I have driven exactly twice since getting my license a few months ago. Here are my stories:

“Novice” With fresh license in hand, we rented a car. We got in the vehicle and inched out as the two Nippon Rental Car agents stood and watched us. I could literally feel their waves of anxiety as they watched me tentatively pull out onto the street. I don't know how they knew this was my first time - perhaps it was how eagerly I signed up for all the insurance they could offer. In any event I managed to make it past their eyesight without damage, resisted the impulse to pull into the right hand lane and immediately stopped at the nearest parking lot. This was necessary because although I had a destination in mind I had no clue how to get there. My destination: Costco! No joke - Costco is reason #2 for getting a car in Japan since you can't exactly take a supersize crate of Cheetos on a train.

In any event, I had only a vague sense of where Costco was but I had made sure to get a car with a satellite navigation system (“Navi” in Japanese) - these things are indispensable in Japan for the reasons previously mentioned. After a suitably long time figuring out the operation of an overly complex device with typically obtuse Japanese instructions, I managed to set it and off we went. We managed to survive the trip there and back with only a few minor issues. The rental agent was visibly relieved upon my return.

“Expert” Friday was our wedding anniversary so we went for a trip. I'll leave the details of the actual vacation for another update since that is another story altogether. This was a 2 day excursion to an inn perhaps 150 miles north. Prior to our departure, I carefully studied maps trying to figure out a good route navigating through the city, countryside and finally the mountains. The big day came and off we went in our rental. Having brought the last car back relatively intact, the rental agent seemed happier about handing me the keys this time.

Despite having mapped out the directions I was inclined to follow the Navi since we had so much luck getting to Costco with it. And there is always the coolness factor of having a satellite thousands of miles up in the sky tell you block by block where to go. Big mistake. My first clue of potential problems was when the system got stuck on “turn left” half way to our friends house (where we were dropping off our daughter for the night). I managed to find the address myself using brains and a paper map (so that’s what those things are for).

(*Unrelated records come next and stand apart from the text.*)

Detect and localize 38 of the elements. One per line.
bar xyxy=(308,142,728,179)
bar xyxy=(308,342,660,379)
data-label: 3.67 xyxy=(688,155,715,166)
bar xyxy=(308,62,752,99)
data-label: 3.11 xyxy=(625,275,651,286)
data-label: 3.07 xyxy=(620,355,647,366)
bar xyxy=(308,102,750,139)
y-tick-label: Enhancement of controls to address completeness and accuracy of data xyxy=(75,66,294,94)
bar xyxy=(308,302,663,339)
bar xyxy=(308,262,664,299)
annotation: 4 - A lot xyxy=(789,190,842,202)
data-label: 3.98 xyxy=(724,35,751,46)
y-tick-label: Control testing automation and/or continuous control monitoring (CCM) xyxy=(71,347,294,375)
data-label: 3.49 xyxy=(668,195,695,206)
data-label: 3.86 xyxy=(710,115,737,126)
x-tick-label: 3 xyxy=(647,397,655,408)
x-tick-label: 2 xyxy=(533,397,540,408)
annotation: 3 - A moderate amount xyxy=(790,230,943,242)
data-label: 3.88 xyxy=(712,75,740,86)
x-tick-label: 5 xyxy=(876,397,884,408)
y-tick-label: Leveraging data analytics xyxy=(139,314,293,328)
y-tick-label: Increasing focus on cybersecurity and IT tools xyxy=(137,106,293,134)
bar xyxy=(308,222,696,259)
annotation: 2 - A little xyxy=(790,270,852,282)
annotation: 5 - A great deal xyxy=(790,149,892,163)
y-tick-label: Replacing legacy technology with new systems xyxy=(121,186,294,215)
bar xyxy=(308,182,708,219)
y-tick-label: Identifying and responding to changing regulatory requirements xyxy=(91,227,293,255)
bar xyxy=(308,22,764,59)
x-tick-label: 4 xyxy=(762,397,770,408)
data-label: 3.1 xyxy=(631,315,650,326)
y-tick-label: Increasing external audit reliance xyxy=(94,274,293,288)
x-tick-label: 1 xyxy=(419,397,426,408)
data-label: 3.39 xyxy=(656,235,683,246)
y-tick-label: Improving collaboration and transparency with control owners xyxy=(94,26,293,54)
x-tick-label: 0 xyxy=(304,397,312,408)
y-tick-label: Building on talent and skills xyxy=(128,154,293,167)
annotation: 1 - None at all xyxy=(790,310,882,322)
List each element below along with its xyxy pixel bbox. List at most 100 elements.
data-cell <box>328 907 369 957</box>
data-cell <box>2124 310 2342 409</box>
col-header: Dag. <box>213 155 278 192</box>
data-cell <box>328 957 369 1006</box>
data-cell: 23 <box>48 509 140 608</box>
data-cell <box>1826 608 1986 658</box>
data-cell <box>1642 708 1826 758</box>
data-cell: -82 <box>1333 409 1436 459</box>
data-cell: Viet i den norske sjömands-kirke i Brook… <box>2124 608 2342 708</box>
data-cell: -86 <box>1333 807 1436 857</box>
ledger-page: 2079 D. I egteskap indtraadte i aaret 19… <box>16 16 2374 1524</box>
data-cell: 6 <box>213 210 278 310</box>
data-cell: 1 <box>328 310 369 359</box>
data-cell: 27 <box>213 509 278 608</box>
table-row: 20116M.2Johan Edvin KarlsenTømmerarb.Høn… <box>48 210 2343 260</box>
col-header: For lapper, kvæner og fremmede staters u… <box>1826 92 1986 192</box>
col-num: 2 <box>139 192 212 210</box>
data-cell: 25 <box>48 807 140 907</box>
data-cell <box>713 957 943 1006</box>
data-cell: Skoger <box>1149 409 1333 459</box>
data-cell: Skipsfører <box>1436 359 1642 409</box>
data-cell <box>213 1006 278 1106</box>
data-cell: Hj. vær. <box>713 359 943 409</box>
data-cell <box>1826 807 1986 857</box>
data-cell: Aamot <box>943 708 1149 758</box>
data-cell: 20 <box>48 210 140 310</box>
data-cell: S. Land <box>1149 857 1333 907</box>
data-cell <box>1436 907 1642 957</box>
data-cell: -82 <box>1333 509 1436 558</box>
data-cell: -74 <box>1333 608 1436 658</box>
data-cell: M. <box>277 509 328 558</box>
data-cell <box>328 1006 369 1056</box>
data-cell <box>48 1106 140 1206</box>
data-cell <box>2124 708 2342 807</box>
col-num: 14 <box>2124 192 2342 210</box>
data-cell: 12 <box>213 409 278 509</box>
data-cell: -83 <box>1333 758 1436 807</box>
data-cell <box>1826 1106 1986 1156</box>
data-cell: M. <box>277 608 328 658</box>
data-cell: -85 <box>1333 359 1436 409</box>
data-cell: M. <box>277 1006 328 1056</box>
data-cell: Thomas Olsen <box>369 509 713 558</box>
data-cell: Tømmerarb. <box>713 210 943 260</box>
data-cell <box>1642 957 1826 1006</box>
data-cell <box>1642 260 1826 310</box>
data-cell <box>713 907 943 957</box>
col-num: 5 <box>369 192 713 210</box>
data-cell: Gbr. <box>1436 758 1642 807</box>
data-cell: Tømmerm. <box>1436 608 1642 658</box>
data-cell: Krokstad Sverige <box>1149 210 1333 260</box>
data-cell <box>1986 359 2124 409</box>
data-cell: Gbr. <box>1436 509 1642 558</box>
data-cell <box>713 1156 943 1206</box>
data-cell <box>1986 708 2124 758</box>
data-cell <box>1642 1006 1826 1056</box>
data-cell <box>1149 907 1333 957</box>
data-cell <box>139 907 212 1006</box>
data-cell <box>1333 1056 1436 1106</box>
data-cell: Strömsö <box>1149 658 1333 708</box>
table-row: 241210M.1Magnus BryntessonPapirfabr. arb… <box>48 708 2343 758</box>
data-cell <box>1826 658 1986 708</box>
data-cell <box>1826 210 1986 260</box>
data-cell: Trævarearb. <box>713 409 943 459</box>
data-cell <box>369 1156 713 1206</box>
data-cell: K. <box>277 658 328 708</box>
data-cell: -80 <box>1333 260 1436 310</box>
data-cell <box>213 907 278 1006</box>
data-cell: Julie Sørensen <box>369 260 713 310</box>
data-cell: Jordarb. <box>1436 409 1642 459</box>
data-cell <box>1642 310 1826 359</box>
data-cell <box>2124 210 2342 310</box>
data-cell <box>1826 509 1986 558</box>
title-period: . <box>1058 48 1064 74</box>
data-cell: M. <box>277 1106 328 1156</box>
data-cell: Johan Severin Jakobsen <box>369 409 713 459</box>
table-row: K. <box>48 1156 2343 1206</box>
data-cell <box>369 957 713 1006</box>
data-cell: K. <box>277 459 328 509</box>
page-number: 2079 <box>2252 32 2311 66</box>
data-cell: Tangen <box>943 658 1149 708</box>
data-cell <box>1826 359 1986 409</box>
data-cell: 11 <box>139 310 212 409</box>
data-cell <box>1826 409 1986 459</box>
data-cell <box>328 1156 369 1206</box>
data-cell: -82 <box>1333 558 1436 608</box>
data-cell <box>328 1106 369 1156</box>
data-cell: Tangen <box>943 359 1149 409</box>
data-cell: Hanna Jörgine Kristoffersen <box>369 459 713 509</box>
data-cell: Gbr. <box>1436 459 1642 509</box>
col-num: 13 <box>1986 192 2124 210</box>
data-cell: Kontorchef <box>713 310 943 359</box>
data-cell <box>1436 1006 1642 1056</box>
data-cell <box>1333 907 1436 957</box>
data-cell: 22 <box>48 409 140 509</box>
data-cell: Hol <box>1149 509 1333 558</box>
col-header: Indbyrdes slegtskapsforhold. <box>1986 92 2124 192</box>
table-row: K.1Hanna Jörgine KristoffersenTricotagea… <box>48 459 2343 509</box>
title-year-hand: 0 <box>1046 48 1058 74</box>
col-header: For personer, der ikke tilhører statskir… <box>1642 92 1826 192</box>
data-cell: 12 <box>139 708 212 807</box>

From there, I had an idea of where we were going (north) and knew that we needed to take the express (an elevated road nearly in sight of where we were) but figured I would leave the details of getting onto the express to the Navi. Mysteriously, over the next 2 HOURS, the thing had me zig when I would have zagged. It seemed determined to keep me on surface streets, completely avoiding the express and the more I followed its direction, the more determined I was to see it through and the harder it became to get to the express. Finally I pulled over, (heeding the desperate pleas of the wife) got my bearings and headed painstakingly to the expressway, ignoring the Navi’s attempts to waylay us. We finally reached the express - after 2.5 hours of driving we had barely gotten out of the city.

The express was mercifully empty and we zipped north quickly. Sure enough, the Navi kept trying to pull us off the express. It would tell us to get off at every exit, remind us when we didn't and then faithfully re-route us to the next exit. The thing was possessed. I kept it on because at the last exit I needed it to finally tell me how to get to the resort. Of course I had forgotten that it was a satellite system and we were headed deep into the mountains. Mountains over here are steep and numerous, effectively blocking out satellite signals at inopportune moments. Once again I was reminded of the benefits of paper maps – especially Japanese maps that are so detailed they specify every 7 Eleven and gas station on the route. There weren’t many 7 Elevens in the mountains but I managed to locate the inn without too much embarrassment. On the return trip I used a conventional map and was much happier with the results. So much for my traditional faith in technology. I suppose there is a lesson here but I haven’t put my finger on it.